Second, we recently entered into new territory in Afghanistan. It is now the single longest military commitment in American history. We've been there longer than we were in 'Nam. Thousands upon thousands of American servicemen and women have put their lives on the line in Afghanistan, and many have made the ultimate sacrifice in the service of their country. Without the support of the United States, the government in Afghanistan would not exist.

Yet the government that America has put into place there imposes restrictions on human freedom that are totally antithetical to our values as a nation. Yeah, I know, nobody likes proselytizing. But a nation-state that bans it is not worth the blood and sweat of our troops, nor is it worth all the money we've borrowed from China. I'm not saying that as some way of channeling Ann Coulter, asserting that if we just forced 'em all to follow Jesus, things would be copacetic. Not at all. I just can't see the point of creating a nation...and it is our creation...in which a citizen cannot choose not to follow the religion of the majority.

An Afghan should be free to be Muslim. But also Christian. Or Buddhist. Or Hindu. Or Jewish. They should be free to be an Atheist, if they so choose. Not only that, Afghan Christians and Buddhists and Hindus and Jews and Atheists should be free to talk about what they believe, and free to attempt to persuade others of the merits of their belief. Those are the blessings of liberty which were ordained and established in the American Constitution. Those are the values that make America a good thing, even with all her blemishes.

Yeah, I know, imposing this set of values on the Afghan people would have been an affront to their culture. What we don't seem to have realized as we've poured blood and treasure into that region is that the problem in Afghanistan wasn't governmental. What made Afghanistan the seedbed for attacks against our soil wasn't a regime. It was a set of values broadly held by the society.

We've mistakenly assumed that the processes of democracy are the same as the values of our republic. And though we've done some good there, I do find myself wondering, more deeply than I have before, about the point of it all.

Friday, November 6, 2009

Healing Ministry

Earlier this week, the Los Angeles Times flagged an interesting little provision in the Health Care reform bill that is currently trucking it's way through the meatgrinder of American politics. The bipartisan provision, which was inserted into the bill by Senator Orrin Hatch of Utah and Senator John Kerry, would prohibit insurers from discriminating against "religious or spiritual health care."

It's intended as a sop to the Church of Christ-Scientist, whose providers bill customers...er...the faithful...for healing prayer. But the bill is written in more general terms, and that means only one thing for my fellow pastors:

Mo money mo money mo money! If insurers are federally required to pay spiritual leaders for healing prayers and services, then there's nothing in the world to stop me...or any other pastor...from declaring that we have a reimburseable healing ministry.

Pastor needs a brand new Lexus! Or a Buick. The new Lacrosse CXS is really a rather lovely vehicle. It's got the blingtastic wheels and the warm buttery interior that every pastor needs to stay centered and shiny. Yeah, it's cache isn't quite there in the North America market, but we gotta start thinking about impressing the Chinese, for whom Buick is the bee's knees.
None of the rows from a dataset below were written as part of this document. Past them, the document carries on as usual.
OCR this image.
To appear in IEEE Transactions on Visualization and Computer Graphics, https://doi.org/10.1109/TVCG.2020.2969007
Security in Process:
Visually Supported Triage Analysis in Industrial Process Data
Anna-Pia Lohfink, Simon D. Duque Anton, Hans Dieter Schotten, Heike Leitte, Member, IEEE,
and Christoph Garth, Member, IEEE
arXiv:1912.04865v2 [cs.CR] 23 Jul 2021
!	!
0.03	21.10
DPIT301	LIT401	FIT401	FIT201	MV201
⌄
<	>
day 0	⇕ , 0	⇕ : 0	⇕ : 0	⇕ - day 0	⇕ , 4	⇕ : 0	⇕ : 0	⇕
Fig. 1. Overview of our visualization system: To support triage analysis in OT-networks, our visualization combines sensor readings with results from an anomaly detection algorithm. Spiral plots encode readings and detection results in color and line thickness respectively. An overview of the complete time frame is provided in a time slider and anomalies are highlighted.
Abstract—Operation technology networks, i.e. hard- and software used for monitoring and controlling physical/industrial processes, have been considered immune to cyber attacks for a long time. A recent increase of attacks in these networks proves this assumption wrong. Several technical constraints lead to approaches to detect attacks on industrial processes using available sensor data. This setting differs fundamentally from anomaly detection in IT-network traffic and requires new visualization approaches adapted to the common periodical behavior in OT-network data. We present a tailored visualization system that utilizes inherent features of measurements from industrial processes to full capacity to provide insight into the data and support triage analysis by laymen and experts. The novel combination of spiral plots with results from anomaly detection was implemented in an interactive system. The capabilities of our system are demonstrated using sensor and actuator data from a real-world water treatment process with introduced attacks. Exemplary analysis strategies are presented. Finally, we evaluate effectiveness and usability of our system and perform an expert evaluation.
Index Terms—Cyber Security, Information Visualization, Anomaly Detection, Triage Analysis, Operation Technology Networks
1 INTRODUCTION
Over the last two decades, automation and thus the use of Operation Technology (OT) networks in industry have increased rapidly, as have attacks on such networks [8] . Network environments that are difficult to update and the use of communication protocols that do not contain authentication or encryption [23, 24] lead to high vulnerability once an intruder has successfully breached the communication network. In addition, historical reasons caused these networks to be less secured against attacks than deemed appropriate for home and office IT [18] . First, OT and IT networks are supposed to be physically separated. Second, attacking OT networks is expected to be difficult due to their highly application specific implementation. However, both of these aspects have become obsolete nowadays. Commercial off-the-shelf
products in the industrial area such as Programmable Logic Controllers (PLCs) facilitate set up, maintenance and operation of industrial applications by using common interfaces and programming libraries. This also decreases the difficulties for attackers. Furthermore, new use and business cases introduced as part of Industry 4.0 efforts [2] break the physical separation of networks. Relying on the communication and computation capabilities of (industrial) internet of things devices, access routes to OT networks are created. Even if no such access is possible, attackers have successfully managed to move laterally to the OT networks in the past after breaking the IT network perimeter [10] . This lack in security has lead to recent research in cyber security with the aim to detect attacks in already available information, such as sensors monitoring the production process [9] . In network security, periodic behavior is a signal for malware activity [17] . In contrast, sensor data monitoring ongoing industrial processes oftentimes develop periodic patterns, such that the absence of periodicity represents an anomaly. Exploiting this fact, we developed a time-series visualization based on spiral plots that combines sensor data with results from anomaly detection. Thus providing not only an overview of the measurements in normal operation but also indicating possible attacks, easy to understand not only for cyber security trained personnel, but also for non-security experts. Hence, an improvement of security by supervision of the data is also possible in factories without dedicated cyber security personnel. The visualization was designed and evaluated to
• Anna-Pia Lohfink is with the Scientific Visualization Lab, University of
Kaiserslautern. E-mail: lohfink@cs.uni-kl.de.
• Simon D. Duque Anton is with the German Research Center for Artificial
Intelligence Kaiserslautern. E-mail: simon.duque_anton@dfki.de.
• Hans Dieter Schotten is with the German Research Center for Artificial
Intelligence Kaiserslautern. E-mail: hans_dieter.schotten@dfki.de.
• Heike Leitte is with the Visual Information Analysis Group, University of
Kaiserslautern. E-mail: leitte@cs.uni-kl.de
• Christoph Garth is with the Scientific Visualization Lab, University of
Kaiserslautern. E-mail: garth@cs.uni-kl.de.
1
I'm wondering, though, what the appropriate insurance billing codes are. If you come by my office for a general prayer for health, I'm thinking Annual Checkup. That's gotta be, what, $125? Then there's managing the co-pay, which is kinda a pain in the butt. I'll need to get one of those card swipe thingummies and some new small business management software for my office computer.

Sigh. I really hope no-one tells Creflo A. Dollar about this one.

It's yet another one of those times when I almost wish government was run by VALIS.